The techno-economic aspect of PCDR DRP is noted to significantly impact both long-term investment and operational planning. From the electricity consumer side, the DRP participating clients have a cost savings of about 2.54% for an equal amount of consumed energy compared to the reference case (case 1); since PCDP DRP gives the most considerable cost saving compared to the two other cases (case 3 with EDRP and case 2 with CPP) and the aggregate energy consumption equals the total demand of the base case, meaning that there is no load demand curtailment; thus, this is the most preferred demand response program. As a result of implementing the DPCP pricing scheme, consumers have sufficient motivation to shift their load demand profile from high electricity price periods to low price periods, thereby fetching the lowest prices; thus, the overall cost saving compared to the three other cases.
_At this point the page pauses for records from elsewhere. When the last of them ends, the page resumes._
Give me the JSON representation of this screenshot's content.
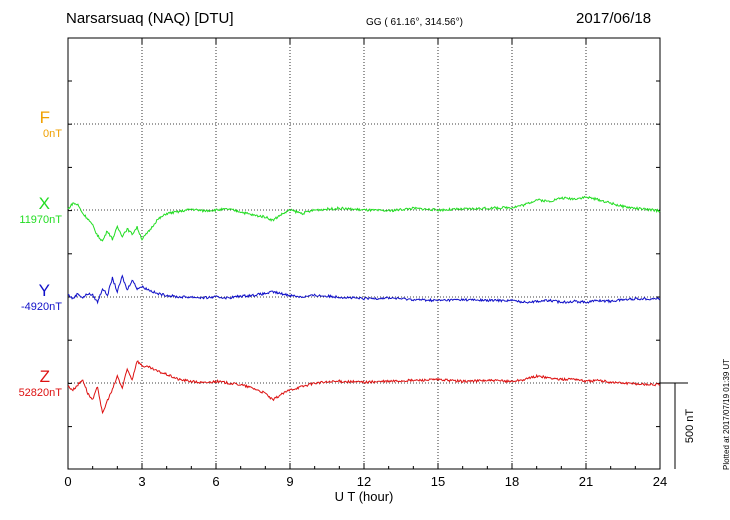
{
  "header": {
    "station": "Narsarsuaq (NAQ)  [DTU]",
    "coords": "GG ( 61.16°, 314.56°)",
    "date": "2017/06/18"
  },
  "plotted": "Plotted at 2017/07/19 01:39 UT",
  "chart_data": {
    "type": "line",
    "xlabel": "U T (hour)",
    "xlim": [
      0,
      24
    ],
    "xticks": [
      0,
      3,
      6,
      9,
      12,
      15,
      18,
      21,
      24
    ],
    "scale_bar_label": "500 nT",
    "grid": true,
    "components": [
      {
        "name": "F",
        "letter": "F",
        "baseline": "0nT",
        "color": "#f0a000"
      },
      {
        "name": "X",
        "letter": "X",
        "baseline": "11970nT",
        "color": "#22dd22"
      },
      {
        "name": "Y",
        "letter": "Y",
        "baseline": "-4920nT",
        "color": "#1010c8"
      },
      {
        "name": "Z",
        "letter": "Z",
        "baseline": "52820nT",
        "color": "#dd1111"
      }
    ],
    "series": [
      {
        "name": "X",
        "x": [
          0,
          0.2,
          0.4,
          0.6,
          0.8,
          1.0,
          1.2,
          1.4,
          1.6,
          1.8,
          2.0,
          2.2,
          2.4,
          2.6,
          2.8,
          3.0,
          3.3,
          3.6,
          4.0,
          4.5,
          5.0,
          5.5,
          6.0,
          6.5,
          7.0,
          7.5,
          8.0,
          8.3,
          8.6,
          9.0,
          9.5,
          10.0,
          11.0,
          12.0,
          13.0,
          14.0,
          15.0,
          16.0,
          17.0,
          18.0,
          18.5,
          19.0,
          19.5,
          20.0,
          20.5,
          21.0,
          21.5,
          22.0,
          22.5,
          23.0,
          24.0
        ],
        "y": [
          5,
          40,
          30,
          -20,
          -50,
          -90,
          -150,
          -180,
          -120,
          -170,
          -100,
          -150,
          -110,
          -140,
          -100,
          -170,
          -120,
          -60,
          -20,
          -10,
          5,
          -5,
          0,
          5,
          -10,
          -30,
          -40,
          -60,
          -30,
          0,
          -20,
          0,
          10,
          0,
          -5,
          10,
          0,
          5,
          10,
          15,
          30,
          60,
          50,
          70,
          65,
          75,
          60,
          40,
          20,
          10,
          -5
        ]
      },
      {
        "name": "Y",
        "x": [
          0,
          0.2,
          0.4,
          0.6,
          0.8,
          1.0,
          1.2,
          1.4,
          1.6,
          1.8,
          2.0,
          2.2,
          2.4,
          2.6,
          2.8,
          3.0,
          3.3,
          3.6,
          4.0,
          4.5,
          5.0,
          5.5,
          6.0,
          6.5,
          7.0,
          7.5,
          8.0,
          8.3,
          8.6,
          9.0,
          9.5,
          10.0,
          11.0,
          12.0,
          13.0,
          14.0,
          15.0,
          16.0,
          17.0,
          18.0,
          18.5,
          19.0,
          19.5,
          20.0,
          20.5,
          21.0,
          21.5,
          22.0,
          22.5,
          23.0,
          24.0
        ],
        "y": [
          15,
          -10,
          20,
          -5,
          20,
          10,
          -30,
          50,
          10,
          110,
          30,
          120,
          40,
          100,
          50,
          60,
          40,
          20,
          10,
          0,
          0,
          -5,
          0,
          -5,
          5,
          10,
          20,
          30,
          20,
          10,
          0,
          10,
          0,
          -10,
          -5,
          -15,
          -20,
          -15,
          -20,
          -20,
          -30,
          -25,
          -20,
          -30,
          -25,
          -30,
          -20,
          -25,
          -15,
          -10,
          -10
        ]
      },
      {
        "name": "Z",
        "x": [
          0,
          0.2,
          0.4,
          0.6,
          0.8,
          1.0,
          1.2,
          1.4,
          1.6,
          1.8,
          2.0,
          2.2,
          2.4,
          2.6,
          2.8,
          3.0,
          3.3,
          3.6,
          4.0,
          4.5,
          5.0,
          5.5,
          6.0,
          6.5,
          7.0,
          7.5,
          8.0,
          8.3,
          8.6,
          9.0,
          9.5,
          10.0,
          11.0,
          12.0,
          13.0,
          14.0,
          15.0,
          16.0,
          17.0,
          18.0,
          18.5,
          19.0,
          19.5,
          20.0,
          20.5,
          21.0,
          21.5,
          22.0,
          22.5,
          23.0,
          24.0
        ],
        "y": [
          -20,
          -40,
          -10,
          20,
          -60,
          -100,
          -20,
          -180,
          -100,
          -40,
          40,
          -30,
          80,
          20,
          130,
          100,
          90,
          70,
          50,
          20,
          10,
          0,
          10,
          0,
          -10,
          -30,
          -60,
          -100,
          -70,
          -40,
          -20,
          0,
          10,
          5,
          10,
          15,
          20,
          10,
          15,
          10,
          20,
          40,
          30,
          20,
          25,
          10,
          15,
          5,
          0,
          -5,
          -10
        ]
      }
    ]
  }
}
From a generation planning perspective, deploying the PCDP DRP program yields a new load profile optimal for the day-to-day operation and long-term investment planning. As the PCDP pricing scheme encourages consumers to time shift the FDRs from peak load periods to coincide with peak periods of VREs generation, the system dependency on the ESS is drastically reduced, thus resulting in a lower value of ESD of about 9%. Therefore, the capacity of the BESS needed to balance the power mismatch in the system is significantly reduced by 23%, and thus, the TAC is also reduced by 10%. Figure 12 demonstrates and compares the impacts of DRPs in decreasing the mismatch between the surplus and shortage of power in the system due to the variability of VREs generated power and load demand.

7. Conclusions

This paper proposed a joint bi-optimization planning approach for merging capacity sizing and operation planning into a single model, with and without considering DRPs, while maximizing the loss of power probability to realize a practicable VREs-based microgrid system. The primary objective is to determine the optimum size of the PV, WT, and BESS, and the most suitable operative schedules to achieve an ideal operating strategy that maximizes the designed components’ installed capacity and minimizes the total annualized costs while maximizing the LSPS. An improved PCDP DRP with a dynamic pricing technique devised to schedule FDR based on the system’s surplus and deficit power imbalances at any given time is proposed and investigated. The proposed PCDP is contrasted against the classical EDRP and CPP DRP to validate its robustness and potential benefits. Additionally, this work has proposed and validated a quantitative metric for evaluating the designed energy storage capacity’s performances. Four simulation cases were explored and solved using the epsilon constraint mixed-integer linear programming algorithm on the MATLAB environment to ascertain the prospects of incorporating DRPs in VREs-based microgrid planning and validate the proposed methodology’s potential benefits. The e-constraint MILP optimization was selected based on its proven superior capability of producing a credible and dependable solution with minimal computation time and reduced modeling complexities. From the results, the cost-benefit advantage of each DRP is verified to improve the system’s overall performance, and minimizing the total annualized costs is undoubtedly exemplified. Moreover, the PCDP DRP is confirmed to have superior cost-benefits in reducing the system costs compared to other DRPs due to its ability to match the peak surplus power generation with the maximum attainable capacity of FDRs and vice versa. Thus, from the findings of this work, the proposed planning approach incorporating PCDP DRP indicates that the proposed methodology is practicable, viable, and efficient in determining the most cost-effective planning approach for a grid-independent VREs-based microgrid system.